Any system can be the victim of malware. For example, the technological difference between e.g. your friendly desktop search indexer and a malware syphoning of your private data is negligible.
That said, there has been no (well-known) malware so far for OS X that:
- Did not require active user involvement (like starting the program) and
- worked without exploiting a vulnerability in essentially 3rd party code (e.g. Flashback used Java, which is no longer installed by default anyway).
Some malware even requires users to enter their Administrator password during the installation.
Anti-virus software uses two basic mechanisms to detect malware:
- Known malware is identified through a specific pattern provided in the database by the anti-virus vendor. This is only capable of identifying widespread, known malware and requires you to keep your AV product and subscription updated.

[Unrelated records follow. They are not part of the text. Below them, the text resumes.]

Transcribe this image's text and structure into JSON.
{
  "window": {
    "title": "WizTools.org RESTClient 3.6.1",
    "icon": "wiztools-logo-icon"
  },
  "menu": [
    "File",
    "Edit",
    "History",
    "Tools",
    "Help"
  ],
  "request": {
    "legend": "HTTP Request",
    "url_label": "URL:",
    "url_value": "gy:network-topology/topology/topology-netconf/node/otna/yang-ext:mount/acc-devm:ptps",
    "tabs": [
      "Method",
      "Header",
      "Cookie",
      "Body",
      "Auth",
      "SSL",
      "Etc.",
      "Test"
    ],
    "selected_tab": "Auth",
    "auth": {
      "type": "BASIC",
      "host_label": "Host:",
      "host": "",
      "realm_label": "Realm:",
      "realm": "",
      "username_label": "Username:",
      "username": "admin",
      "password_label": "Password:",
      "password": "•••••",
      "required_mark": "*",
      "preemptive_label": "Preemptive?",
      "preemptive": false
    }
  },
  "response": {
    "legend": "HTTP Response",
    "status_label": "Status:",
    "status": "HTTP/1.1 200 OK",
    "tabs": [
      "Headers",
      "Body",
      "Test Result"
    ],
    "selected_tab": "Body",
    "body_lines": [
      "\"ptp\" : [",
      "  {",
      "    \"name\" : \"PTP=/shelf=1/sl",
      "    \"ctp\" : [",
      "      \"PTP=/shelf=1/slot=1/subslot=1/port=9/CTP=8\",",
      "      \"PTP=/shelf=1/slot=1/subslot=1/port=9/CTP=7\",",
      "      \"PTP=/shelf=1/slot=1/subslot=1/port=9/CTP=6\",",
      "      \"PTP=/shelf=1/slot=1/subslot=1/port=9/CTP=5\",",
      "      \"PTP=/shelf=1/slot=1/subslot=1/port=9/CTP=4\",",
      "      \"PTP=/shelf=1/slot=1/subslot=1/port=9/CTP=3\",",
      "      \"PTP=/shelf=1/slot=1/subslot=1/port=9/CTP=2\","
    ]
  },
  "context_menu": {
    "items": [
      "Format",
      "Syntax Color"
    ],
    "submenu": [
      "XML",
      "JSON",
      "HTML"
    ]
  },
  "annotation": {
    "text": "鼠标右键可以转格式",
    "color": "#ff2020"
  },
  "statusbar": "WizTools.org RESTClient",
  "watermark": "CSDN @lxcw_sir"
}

- Dynamic (behavioral) and static (structural) characteristics of programs. This leads to false positives with software with legitimate use cases (like remote desktop/remote control software), and false negatives if there's no behavior legitimate software doesn't use — malware can still transfer your personal data to some remote server, and look as harmless as Dropbox or some other cloud/local syncing service.

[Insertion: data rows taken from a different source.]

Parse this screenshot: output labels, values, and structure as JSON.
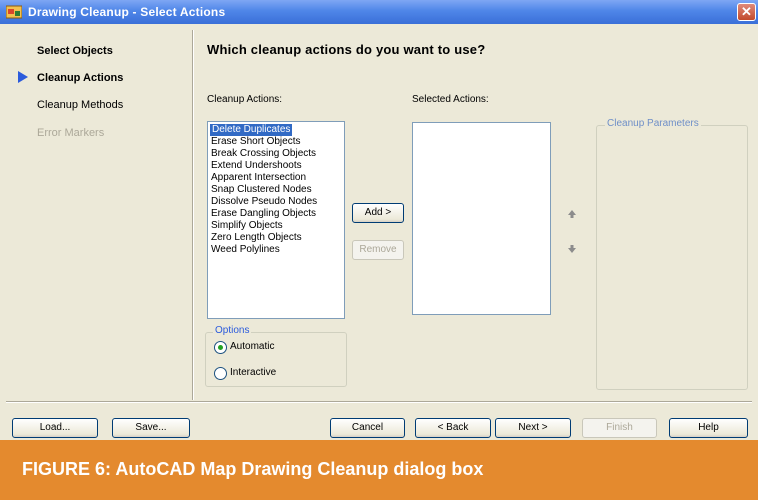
{
  "window": {
    "title": "Drawing Cleanup - Select Actions",
    "close_glyph": "✕"
  },
  "sidebar": {
    "items": [
      {
        "label": "Select Objects",
        "state": "done"
      },
      {
        "label": "Cleanup Actions",
        "state": "current"
      },
      {
        "label": "Cleanup Methods",
        "state": "pending"
      },
      {
        "label": "Error Markers",
        "state": "disabled"
      }
    ]
  },
  "main": {
    "heading": "Which cleanup actions do you want to use?",
    "cleanup_actions_label": "Cleanup Actions:",
    "selected_actions_label": "Selected Actions:",
    "cleanup_parameters_label": "Cleanup Parameters",
    "cleanup_actions": [
      "Delete Duplicates",
      "Erase Short Objects",
      "Break Crossing Objects",
      "Extend Undershoots",
      "Apparent Intersection",
      "Snap Clustered Nodes",
      "Dissolve Pseudo Nodes",
      "Erase Dangling Objects",
      "Simplify Objects",
      "Zero Length Objects",
      "Weed Polylines"
    ],
    "selected_index": 0,
    "add_button": "Add >",
    "remove_button": "Remove",
    "move_up_icon": "arrow-up-icon",
    "move_down_icon": "arrow-down-icon",
    "options": {
      "title": "Options",
      "automatic": "Automatic",
      "interactive": "Interactive",
      "selected": "automatic"
    }
  },
  "footer": {
    "load": "Load...",
    "save": "Save...",
    "cancel": "Cancel",
    "back": "< Back",
    "next": "Next >",
    "finish": "Finish",
    "help": "Help"
  },
  "caption": "FIGURE 6: AutoCAD Map Drawing Cleanup dialog box",
  "colors": {
    "titlebar": "#3a6fd8",
    "dialog_bg": "#ece9d8",
    "selection": "#316ac5",
    "caption_bg": "#e48a2e"
  }
}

So, while malware for OS X exists, it's far from the "receive a packet over the network and you're infected" quality that plagued early Windows XP. It's mostly trojans, exploiting social behavior patterns and other user vulnerabilities, instead of the OS. And for those, it really depends on how tech-savvy your users are.
OS X Mountain Lion, released earlier this week, includes Gatekeeper, a security feature that should keep most of these malware exploiting users' gullibility out, by only allowing execution of downloaded programs that are signed by developers registered with Apple.
If you don't give your users administrative access and the power to run arbitrary software, instead restricting them e.g. to the App Store, you should be as good as technically possible. Remember, an AV product is no panacea.
Note that this is no excuse to skip doing backups, run software downloaded from file sharing networks or file hosters with unknown origin, and other similar sense precautions.